Sentence collection tool development topic

DNGros · January 3, 2019, 12:07am

I’m excited to see this up and running! Common voice is shaping into a really powerful dataset, but I’ve worried for a while whether there was enough sentence diversity in the dataset. Thanks for your work on this tool.

Below are listed some things where I had to second guess myself when reviewing or writing. These are areas where there might be need for better reviewer/submitter guidelines or candidates for a FAQ section for the guidelines.

Autovalidation specific issues

Should acronyms really be ruled invalid?
The current guidelines and autovalidator don’t allow abbreviations and acronyms because they are can be pronounced many ways. However, in my opinion the fact that they can be pronounced in fact makes them valuable to a dataset, not harmful. A STT/ASR system must be able to handle all the many ways users pronounce words and have a rich enough language model to capture acronym correctly. Pronounced acronyms like “FIFA” or “LIDAR”, as well as “spelled out” acronyms like “CO2”, “USB”, “FC Barcelona”, “FAQ” are common parts of language and potential user queries. I think they should be included in the dataset.
Longer max length
The current max length is set at 14 words. This is fairly short, and I found several the sentences I wrote being rejected. I would say in general we shouldn’t disallow longer sentences, as it is important for practical STT/ASR systems to be able to handle longer sentences (the one you are finishing reading is 24 words). More datadriven analysis could be done on what is typical sentence length for spoken sentences, but I would vote 30 words is a sensible max.
Number words
Certain words which include digits. It seems these should not be spelled out and digits should not be auto-rejected
Ex: “San Francisco 49ers”, “H2O”, “5G wireless network”.

Usability features

Inform user why sentences were autorejected (length, digits, abbreviation, etc).
Bug: Hitting “submit” on the add sentences form sometimes does nothing. For example when I tried to just copy and past the 438 sentences I wrote here https://pastebin.com/C0YpxtSJ it will not accept it and fails without any user feedback. Certain subsets of the paste are able to progress to the next screen. I’m not able right now to investigate further what is happening, but is is some bug. If I figure that issue out I can open an issue/PR on github.

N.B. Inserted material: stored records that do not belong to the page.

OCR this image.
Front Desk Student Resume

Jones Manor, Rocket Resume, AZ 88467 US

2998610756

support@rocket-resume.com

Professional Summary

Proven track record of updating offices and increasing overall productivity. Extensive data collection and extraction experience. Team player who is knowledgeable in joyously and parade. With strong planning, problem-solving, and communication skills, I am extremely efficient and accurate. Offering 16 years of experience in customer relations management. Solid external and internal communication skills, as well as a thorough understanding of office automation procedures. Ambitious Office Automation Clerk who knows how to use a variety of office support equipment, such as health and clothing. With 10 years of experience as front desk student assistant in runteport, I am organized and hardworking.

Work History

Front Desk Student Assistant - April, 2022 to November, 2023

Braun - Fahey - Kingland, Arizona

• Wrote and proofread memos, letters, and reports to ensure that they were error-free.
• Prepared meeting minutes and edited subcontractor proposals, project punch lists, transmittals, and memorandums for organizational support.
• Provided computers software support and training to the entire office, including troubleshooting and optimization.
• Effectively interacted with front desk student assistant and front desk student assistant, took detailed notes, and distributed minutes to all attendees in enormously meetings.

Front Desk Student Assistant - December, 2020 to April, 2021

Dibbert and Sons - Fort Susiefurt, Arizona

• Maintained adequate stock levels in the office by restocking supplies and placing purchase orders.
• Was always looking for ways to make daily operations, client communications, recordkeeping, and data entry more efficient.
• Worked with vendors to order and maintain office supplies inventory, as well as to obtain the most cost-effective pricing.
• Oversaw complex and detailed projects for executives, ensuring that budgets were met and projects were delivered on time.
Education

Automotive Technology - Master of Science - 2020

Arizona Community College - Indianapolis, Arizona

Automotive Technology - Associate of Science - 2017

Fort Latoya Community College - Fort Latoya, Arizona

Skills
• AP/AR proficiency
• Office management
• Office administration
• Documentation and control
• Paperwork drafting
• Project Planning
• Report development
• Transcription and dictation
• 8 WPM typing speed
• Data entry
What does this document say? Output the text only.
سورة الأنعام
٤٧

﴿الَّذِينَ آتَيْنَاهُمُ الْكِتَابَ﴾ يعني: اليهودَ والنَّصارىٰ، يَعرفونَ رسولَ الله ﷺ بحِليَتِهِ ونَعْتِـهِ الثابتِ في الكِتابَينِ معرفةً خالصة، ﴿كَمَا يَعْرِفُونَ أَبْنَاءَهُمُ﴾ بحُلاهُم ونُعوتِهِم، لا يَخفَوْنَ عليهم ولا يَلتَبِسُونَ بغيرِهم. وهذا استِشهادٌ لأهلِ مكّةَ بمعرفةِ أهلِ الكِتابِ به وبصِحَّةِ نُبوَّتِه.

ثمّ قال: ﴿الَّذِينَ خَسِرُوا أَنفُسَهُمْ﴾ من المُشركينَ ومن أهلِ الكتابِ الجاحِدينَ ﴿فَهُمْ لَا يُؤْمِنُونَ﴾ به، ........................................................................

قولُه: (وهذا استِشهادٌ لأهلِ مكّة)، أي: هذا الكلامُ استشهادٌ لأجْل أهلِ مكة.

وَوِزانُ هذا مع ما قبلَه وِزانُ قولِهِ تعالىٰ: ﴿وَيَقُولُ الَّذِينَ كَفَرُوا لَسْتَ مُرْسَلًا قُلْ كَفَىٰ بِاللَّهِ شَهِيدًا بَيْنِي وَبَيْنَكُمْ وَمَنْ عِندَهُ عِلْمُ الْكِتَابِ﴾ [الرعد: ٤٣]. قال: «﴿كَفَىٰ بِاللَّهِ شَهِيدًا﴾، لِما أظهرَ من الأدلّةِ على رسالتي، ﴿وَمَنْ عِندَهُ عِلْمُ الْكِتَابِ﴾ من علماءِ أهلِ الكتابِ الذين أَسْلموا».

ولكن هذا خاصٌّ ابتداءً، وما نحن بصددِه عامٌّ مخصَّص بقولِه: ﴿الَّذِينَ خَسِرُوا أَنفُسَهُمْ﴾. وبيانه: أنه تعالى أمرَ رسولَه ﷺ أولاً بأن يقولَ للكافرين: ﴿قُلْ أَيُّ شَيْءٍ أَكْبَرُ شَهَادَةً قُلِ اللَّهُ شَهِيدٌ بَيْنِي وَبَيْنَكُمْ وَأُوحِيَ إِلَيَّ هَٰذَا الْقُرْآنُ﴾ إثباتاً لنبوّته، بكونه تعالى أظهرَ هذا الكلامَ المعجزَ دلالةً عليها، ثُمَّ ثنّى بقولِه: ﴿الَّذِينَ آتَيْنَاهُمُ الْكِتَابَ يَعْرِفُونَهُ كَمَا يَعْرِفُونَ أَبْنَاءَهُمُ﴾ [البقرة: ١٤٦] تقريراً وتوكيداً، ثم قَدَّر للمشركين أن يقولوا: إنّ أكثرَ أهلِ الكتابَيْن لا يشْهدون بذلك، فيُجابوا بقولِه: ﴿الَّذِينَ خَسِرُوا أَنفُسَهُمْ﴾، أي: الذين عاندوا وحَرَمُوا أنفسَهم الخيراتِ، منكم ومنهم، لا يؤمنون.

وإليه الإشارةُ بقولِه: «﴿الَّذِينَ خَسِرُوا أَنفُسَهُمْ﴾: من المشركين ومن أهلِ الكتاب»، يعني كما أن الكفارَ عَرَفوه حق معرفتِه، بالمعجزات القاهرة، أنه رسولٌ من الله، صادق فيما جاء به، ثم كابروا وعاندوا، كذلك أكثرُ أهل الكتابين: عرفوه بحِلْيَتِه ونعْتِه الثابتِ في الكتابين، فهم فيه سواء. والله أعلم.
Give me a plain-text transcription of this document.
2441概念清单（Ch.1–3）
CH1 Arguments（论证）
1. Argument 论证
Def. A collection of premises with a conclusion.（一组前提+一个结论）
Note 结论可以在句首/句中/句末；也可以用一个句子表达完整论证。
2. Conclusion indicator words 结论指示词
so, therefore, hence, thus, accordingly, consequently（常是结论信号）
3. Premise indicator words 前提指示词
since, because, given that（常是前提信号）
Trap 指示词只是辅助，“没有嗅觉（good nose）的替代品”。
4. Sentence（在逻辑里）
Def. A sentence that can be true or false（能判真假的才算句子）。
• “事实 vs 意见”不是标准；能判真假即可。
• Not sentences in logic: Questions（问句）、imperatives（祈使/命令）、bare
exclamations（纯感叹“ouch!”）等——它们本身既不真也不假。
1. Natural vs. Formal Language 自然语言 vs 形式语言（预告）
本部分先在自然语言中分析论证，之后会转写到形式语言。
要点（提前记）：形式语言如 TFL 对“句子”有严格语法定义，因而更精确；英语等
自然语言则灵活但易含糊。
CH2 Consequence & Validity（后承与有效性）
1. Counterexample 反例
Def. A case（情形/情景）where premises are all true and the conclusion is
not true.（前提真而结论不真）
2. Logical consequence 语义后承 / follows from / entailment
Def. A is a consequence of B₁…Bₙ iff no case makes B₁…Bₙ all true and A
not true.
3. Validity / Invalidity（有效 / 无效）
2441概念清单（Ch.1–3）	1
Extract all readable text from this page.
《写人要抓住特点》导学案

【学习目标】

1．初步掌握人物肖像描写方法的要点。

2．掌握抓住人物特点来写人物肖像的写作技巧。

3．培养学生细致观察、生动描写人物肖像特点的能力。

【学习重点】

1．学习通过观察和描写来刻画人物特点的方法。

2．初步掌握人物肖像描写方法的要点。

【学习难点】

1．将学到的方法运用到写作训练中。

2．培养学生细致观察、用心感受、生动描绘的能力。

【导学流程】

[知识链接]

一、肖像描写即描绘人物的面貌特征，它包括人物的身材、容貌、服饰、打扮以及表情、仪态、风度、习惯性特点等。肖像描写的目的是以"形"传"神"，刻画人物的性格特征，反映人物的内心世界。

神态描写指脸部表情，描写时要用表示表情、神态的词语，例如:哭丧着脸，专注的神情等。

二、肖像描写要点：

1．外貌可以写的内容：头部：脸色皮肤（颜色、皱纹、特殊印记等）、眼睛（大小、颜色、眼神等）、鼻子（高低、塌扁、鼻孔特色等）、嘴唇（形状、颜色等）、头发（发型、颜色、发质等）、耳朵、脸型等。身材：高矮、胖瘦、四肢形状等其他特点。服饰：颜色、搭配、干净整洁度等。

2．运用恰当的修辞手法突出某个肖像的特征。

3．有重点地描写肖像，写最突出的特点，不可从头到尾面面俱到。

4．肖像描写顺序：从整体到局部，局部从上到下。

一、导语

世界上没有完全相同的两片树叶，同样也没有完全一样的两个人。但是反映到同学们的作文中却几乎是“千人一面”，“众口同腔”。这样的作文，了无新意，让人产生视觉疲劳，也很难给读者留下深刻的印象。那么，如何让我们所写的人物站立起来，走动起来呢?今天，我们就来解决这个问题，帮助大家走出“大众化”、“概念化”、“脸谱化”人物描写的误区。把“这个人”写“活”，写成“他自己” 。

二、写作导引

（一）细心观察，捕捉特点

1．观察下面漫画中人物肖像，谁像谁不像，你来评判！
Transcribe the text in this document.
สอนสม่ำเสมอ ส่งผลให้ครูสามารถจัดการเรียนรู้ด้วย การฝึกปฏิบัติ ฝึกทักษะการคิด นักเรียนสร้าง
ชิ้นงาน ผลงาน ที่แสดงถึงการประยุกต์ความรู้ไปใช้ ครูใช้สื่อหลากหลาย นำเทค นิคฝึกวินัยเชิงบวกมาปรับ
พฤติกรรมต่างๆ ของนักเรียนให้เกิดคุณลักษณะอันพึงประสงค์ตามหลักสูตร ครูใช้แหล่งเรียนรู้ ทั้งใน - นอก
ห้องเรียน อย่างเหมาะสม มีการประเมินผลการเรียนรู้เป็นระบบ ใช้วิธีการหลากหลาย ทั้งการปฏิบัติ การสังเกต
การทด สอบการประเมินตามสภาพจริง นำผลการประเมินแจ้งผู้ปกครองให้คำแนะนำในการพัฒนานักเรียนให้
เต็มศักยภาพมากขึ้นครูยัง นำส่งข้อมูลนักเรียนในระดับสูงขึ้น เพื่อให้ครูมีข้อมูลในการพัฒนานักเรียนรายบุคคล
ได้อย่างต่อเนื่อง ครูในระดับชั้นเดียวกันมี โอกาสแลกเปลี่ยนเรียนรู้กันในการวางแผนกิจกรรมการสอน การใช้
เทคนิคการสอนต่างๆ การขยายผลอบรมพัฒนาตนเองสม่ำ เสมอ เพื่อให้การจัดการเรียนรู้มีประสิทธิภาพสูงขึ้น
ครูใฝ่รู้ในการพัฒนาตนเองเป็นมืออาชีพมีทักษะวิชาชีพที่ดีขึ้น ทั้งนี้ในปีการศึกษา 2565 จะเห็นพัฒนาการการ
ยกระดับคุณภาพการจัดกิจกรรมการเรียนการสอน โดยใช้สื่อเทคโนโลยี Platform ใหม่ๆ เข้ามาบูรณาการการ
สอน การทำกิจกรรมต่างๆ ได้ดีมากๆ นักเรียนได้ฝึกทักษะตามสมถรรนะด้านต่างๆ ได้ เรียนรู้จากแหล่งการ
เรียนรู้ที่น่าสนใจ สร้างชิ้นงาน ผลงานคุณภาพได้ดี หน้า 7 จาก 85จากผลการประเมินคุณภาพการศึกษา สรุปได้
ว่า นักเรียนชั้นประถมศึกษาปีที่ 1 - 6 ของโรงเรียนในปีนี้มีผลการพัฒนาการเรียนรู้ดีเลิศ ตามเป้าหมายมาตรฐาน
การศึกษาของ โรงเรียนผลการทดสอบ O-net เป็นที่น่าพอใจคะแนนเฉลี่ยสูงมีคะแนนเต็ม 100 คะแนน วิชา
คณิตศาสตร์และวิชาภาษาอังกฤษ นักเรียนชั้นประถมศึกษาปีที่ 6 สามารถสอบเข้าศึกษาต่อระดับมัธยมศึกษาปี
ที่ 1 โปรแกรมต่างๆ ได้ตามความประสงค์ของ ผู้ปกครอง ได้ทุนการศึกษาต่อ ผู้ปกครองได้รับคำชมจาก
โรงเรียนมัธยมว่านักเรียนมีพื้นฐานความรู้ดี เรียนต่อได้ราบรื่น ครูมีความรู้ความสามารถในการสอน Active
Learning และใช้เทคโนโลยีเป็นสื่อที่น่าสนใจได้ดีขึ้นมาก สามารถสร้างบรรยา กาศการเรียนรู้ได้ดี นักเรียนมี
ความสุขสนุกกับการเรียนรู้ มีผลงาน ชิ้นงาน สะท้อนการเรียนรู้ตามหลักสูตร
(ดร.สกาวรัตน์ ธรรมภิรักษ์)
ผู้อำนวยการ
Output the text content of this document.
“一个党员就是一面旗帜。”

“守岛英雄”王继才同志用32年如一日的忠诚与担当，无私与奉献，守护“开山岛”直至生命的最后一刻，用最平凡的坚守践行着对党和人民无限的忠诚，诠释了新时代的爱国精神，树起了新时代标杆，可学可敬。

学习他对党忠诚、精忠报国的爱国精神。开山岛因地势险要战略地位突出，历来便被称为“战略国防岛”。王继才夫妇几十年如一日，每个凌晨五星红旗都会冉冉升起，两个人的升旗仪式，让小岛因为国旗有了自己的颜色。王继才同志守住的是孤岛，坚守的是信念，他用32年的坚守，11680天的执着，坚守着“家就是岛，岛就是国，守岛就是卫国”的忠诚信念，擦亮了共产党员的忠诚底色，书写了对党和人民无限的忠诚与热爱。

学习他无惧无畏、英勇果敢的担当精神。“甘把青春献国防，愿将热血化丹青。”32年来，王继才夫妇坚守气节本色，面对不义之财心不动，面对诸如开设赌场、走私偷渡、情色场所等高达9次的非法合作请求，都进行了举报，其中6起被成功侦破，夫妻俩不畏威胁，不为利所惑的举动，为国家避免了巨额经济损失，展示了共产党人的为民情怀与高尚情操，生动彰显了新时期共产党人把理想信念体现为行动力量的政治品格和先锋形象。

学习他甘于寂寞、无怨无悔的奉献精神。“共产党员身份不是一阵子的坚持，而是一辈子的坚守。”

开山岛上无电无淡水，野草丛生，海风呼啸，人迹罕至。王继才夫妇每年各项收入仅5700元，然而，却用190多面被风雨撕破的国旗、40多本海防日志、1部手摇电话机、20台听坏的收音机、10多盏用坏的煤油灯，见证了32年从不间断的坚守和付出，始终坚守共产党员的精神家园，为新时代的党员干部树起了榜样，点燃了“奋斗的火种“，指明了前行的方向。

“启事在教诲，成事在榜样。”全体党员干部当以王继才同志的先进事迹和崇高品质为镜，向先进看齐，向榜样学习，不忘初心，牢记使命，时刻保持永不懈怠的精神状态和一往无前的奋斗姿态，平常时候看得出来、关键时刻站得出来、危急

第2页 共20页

Potential areas for improved guidlines

Is incorrect capitalization incorrect?
Ex: “I’ve heard that this hainanese chicken rice tastes amazing!”
hainanese should be capitalize.
However, this should not effect pronunciation and I would vote that the guidelines rule this valid.
Should misplaced commas be invalid?
Ex: “If we’re in London, and trying to download a cat picture from a website, based in Australia, fetching the data results in a lot of hops along a lot of networks.”
The comma after “website” is unnecessary and implies an unnatural pronunciation.
Ex: “We also emit CO2 when we burn fossil fuels to keep places we work well-lit and depending where you are in the world warm or cool enough to work in.”
This really should have some commas to be “grammatically correct”. However, it is still pronounceable, and thus could be accepted if that is what the guidelines encourage.
Clarify that dates are numbers which should be spelled out.
Ex: “In 2017 we saw an increase in growth.”
This might not be clear form the current guidelines
Hyphen in numbers or not? Or are both valid.
“nineteen eighty-eight” or “nineteen eighty eight”
emdashes
Ex: “When we look at this map, it gives us an idea of how clean the emissions are likely to be, on average for a country - for example we can see that in France, with its heavy reliance on nuclear energy, generating a kilowatt hour of electricity than Poland, which is heavily invested in coal.”
This sentence would good challenge to a system and is grammatically valid (other than the fact that it uses a hyphen rather than an em dash). However, a pannel2 of human transcribers given only the audio probably would not agree on the transcription as both a period and a dash sound similar. So it seems like this should be invalid. Agreed?
Should foreign characters common in a language be allowed?
For example: letters with diacritics sometimes appear in English when using words (especially foreign proper nouns) like “Nestlé”, “L’Oréal”, “exposé”, " José", and " Sofía". Should these be allowed? Currently they would get autorejected.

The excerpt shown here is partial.